Interestingly, in S. marcescens MRSN 696556 from the same patient, the blaKPC-2 allele was also carried by a nearly identical Tn4401 (only 2 synonymous mutations in istB in addition to the TR insertion in blaKPC). However, unlike MRSN 755319 but similar to previous reports (17), this transposon was not chromosomally located and was instead carried by an ∼76-kb IncN plasmid named pBWC01 (Fig. 1C and D). The backbone of pBWC01 was absent in MRSN 755319, but both S. marcescens and C. koseri isolates carried an identical ∼4-kb Col440i-type plasmid (Fig. 1C). Similar Col440i cryptic plasmids have been identified in a variety of Enterobacteriaceae and have been documented to coconjugate with a larger IncN KPC-carrying plasmid (including across genus, in vitro) (18). Altogether, and despite missing intermediate isolates, a hypothesis for the emergence of blaKPC-82 would be that (i) both plasmids cotransferred from Serratia to Citrobacter within the host, and (ii) Tn4401 inserted into the chromosome of Citrobacter while the remaining of pBWC01 was lost. In this proposed chain of events, whether blaKPC-82 evolved from blaKPC-2 in Serratia, as a result of CZA exposure, or once acquired by Citrobacter MRSN 755319 still remains unresolved.

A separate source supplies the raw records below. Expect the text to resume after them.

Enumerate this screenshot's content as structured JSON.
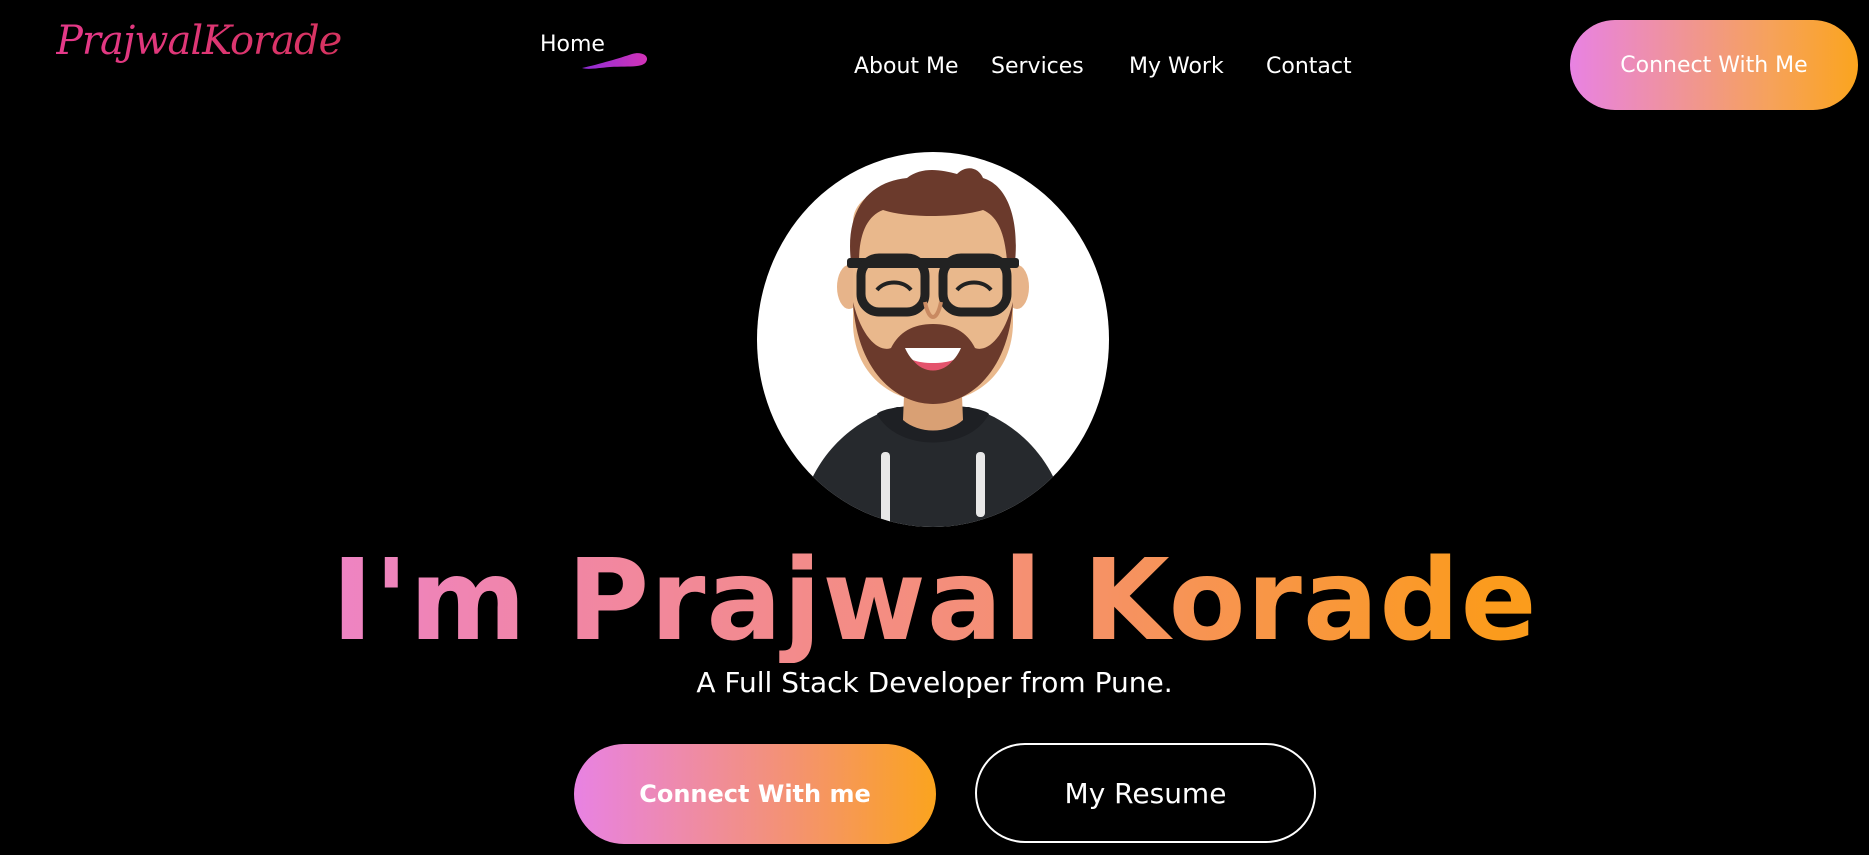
{
  "header": {
    "logo_text": "PrajwalKorade",
    "nav": {
      "home": "Home",
      "about": "About Me",
      "services": "Services",
      "work": "My Work",
      "contact": "Contact"
    },
    "cta_label": "Connect With Me"
  },
  "hero": {
    "title": "I'm Prajwal Korade",
    "subtitle": "A Full Stack Developer from Pune.",
    "primary_button": "Connect With me",
    "secondary_button": "My Resume"
  },
  "colors": {
    "background": "#000000",
    "gradient_start": "#e882e3",
    "gradient_end": "#fba41e",
    "logo": "#e5398a",
    "home_underline": "#c02fb8"
  },
  "icons": {
    "avatar": "avatar-illustration",
    "home_underline": "brush-stroke-icon"
  }
}
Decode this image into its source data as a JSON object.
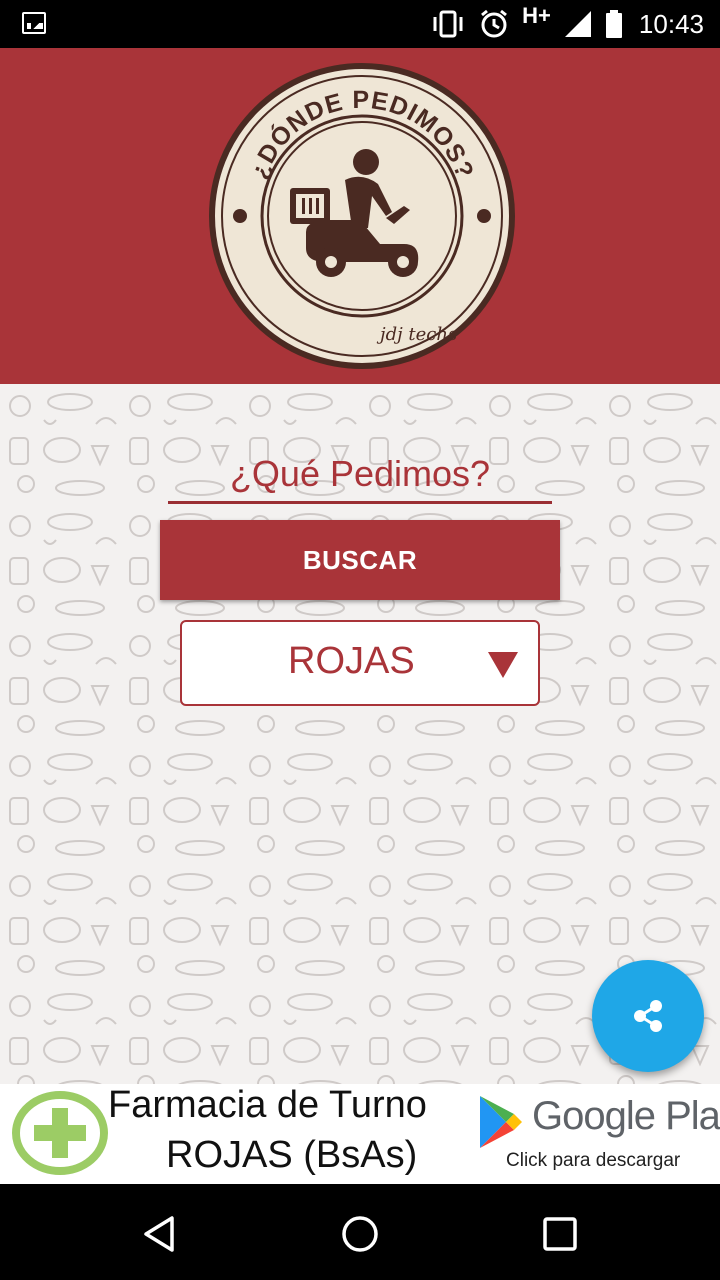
{
  "status_bar": {
    "time": "10:43",
    "network": "H+",
    "icons": [
      "image-icon",
      "vibrate-icon",
      "alarm-icon",
      "signal-icon",
      "battery-icon"
    ]
  },
  "header": {
    "logo_text": "¿DÓNDE PEDIMOS?",
    "logo_signature": "jdj techs"
  },
  "search": {
    "placeholder": "¿Qué Pedimos?"
  },
  "buscar_button": "BUSCAR",
  "city_select": {
    "selected": "ROJAS"
  },
  "fab": {
    "icon": "share-icon",
    "color": "#1fa7e7"
  },
  "ad": {
    "line1": "Farmacia de Turno",
    "line2": "ROJAS (BsAs)",
    "store": "Google Play",
    "cta": "Click para descargar"
  },
  "colors": {
    "brand": "#a93439",
    "logo_bg": "#efe6d6",
    "logo_dark": "#4a2a22"
  },
  "nav_bar": {
    "buttons": [
      "back-icon",
      "home-icon",
      "recents-icon"
    ]
  }
}
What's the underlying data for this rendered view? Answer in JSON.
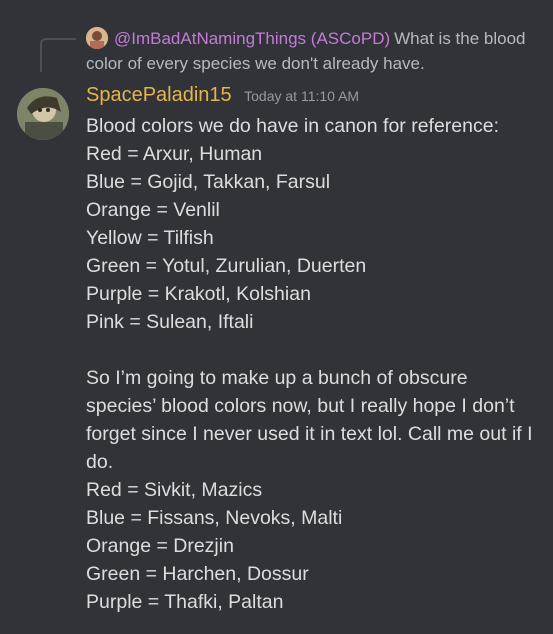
{
  "reply": {
    "mention": "@ImBadAtNamingThings (ASCoPD)",
    "text": "What is the blood color of every species we don't already have."
  },
  "message": {
    "username": "SpacePaladin15",
    "timestamp": "Today at 11:10 AM",
    "lines": [
      "Blood colors we do have in canon for reference:",
      "Red = Arxur, Human",
      "Blue = Gojid, Takkan, Farsul",
      "Orange = Venlil",
      "Yellow = Tilfish",
      "Green = Yotul, Zurulian, Duerten",
      "Purple = Krakotl, Kolshian",
      "Pink = Sulean, Iftali",
      "",
      "So I’m going to make up a bunch of obscure species’ blood colors now, but I really hope I don’t forget since I never used it in text lol. Call me out if I do.",
      "Red = Sivkit, Mazics",
      "Blue = Fissans, Nevoks, Malti",
      "Orange = Drezjin",
      "Green = Harchen, Dossur",
      "Purple = Thafki, Paltan"
    ]
  },
  "colors": {
    "background": "#313338",
    "username": "#e6b54a",
    "mention": "#c47bd8",
    "text": "#dbdee1",
    "muted": "#949ba4"
  },
  "icons": {
    "reply_avatar": "user-avatar-small",
    "author_avatar": "user-avatar"
  }
}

In summary, a novel KPC-type enzyme conferring resistance to CZA was identified from a multidrug-resistant C. koseri. Similar to other KPC mutants conferring resistance to CZA, KPC-82 showed decreased carbapenemase activity and remained susceptible to carbapenem/β-lactamase inhibitor combinations, including meropenem-vaborbactam, which successfully cleared the infection in this patient.

Data availability.

Genomes of S. marcescens MRSN 696556 and C. koseri MRSN 755319 have been deposited at NCBI (BioProject accession no. PRJNA692233).